Sind die Neckar-Odenwald-Kliniken gewappnet für die nächsten Wochen?

Genzwürker: Nach dem, was wir seit Wochen leisten und mit derzeit einem neuen Höchststand von über 60 positiv getesteten Patienten an beiden Standorten stemmen, trauen wir uns auch weiter einiges zu. Unterstützung erfahren wir dabei von ehrenamtlichen Helfern des DRK und inzwischen auch von Personal der Bundeswehr. Mit mittlerweile jeweils drei Isolierstationen an beiden Standorten sind Grenzen unserer Leistungsfähigkeit allerdings erreicht. Entscheidend wird daher sein, dass die Anstrengungen zur Reduktion der Neuinfektionen greifen.

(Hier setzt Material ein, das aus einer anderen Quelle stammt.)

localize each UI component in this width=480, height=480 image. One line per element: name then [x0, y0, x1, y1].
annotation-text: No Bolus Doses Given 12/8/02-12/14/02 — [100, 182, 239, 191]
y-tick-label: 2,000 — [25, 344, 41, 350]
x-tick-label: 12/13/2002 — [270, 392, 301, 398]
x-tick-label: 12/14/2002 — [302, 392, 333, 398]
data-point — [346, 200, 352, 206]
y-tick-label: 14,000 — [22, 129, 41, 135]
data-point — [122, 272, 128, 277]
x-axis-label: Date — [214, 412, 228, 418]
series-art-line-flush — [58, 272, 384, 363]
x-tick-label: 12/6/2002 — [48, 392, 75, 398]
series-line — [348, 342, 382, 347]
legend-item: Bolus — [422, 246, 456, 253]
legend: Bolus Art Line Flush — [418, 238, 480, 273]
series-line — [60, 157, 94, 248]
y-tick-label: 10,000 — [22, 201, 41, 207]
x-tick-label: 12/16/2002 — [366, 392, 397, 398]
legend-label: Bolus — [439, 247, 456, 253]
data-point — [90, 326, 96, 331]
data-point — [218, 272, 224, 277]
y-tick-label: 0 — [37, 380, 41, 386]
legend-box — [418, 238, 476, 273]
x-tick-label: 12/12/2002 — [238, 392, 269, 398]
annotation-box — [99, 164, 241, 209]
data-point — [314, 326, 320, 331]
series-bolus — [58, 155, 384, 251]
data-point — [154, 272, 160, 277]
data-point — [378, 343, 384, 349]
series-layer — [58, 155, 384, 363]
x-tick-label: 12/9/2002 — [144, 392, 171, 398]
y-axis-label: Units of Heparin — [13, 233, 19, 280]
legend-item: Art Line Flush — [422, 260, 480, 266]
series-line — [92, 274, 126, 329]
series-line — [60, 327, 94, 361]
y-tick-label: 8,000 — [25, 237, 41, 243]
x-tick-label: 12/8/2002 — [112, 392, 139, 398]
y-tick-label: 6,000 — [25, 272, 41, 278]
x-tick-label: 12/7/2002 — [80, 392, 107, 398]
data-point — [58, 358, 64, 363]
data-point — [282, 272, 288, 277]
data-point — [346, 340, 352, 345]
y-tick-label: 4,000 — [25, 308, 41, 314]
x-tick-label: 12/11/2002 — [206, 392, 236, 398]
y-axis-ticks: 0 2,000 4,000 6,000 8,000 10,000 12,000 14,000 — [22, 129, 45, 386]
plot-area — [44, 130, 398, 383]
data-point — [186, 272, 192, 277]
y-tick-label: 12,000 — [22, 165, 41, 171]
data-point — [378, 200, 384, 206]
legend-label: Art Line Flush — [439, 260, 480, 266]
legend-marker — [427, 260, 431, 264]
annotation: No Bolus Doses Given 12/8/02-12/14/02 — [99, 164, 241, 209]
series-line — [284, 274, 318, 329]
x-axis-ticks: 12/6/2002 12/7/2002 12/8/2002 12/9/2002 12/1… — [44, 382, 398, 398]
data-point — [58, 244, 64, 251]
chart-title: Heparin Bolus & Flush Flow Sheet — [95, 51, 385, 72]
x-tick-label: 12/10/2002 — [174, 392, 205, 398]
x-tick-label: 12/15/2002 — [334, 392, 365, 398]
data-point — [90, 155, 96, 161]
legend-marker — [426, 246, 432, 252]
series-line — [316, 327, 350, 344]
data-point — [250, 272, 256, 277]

Hier sind wir auf die Unterstützung der Menschen im Landkreis angewiesen, die durch Kontaktvermeidung und Hygienemaßnahmen dafür sorgen, dass bei uns weniger Fälle ankommen.

Was macht Ihnen Zuversicht, dass „der Spuk“ bald vorbei ist?

Genzwürker: Unverändert habe ich die Hoffnung nicht aufgegeben, dass in der Bevölkerung die allermeisten verstanden haben, wie sie ihren Beitrag zur Infektionsvermeidung leisten können. Dazu kommt jetzt noch die Verfügbarkeit des Impfstoffs, den ich nutzen werde, sobald ich an der Reihe bin. Es ist eine unglaubliche Leistung, wie durch gebündelte Anstrengungen diese Möglichkeit so schnell geschaffen wurde – ich habe größten Respekt vor den forschenden Kolleginnen und Kollegen, die daran beteiligt waren. Dankbar bin ich auch all denen, die jetzt dafür sorgen, dass die Impfungen tatsächlich durchgeführt werden können.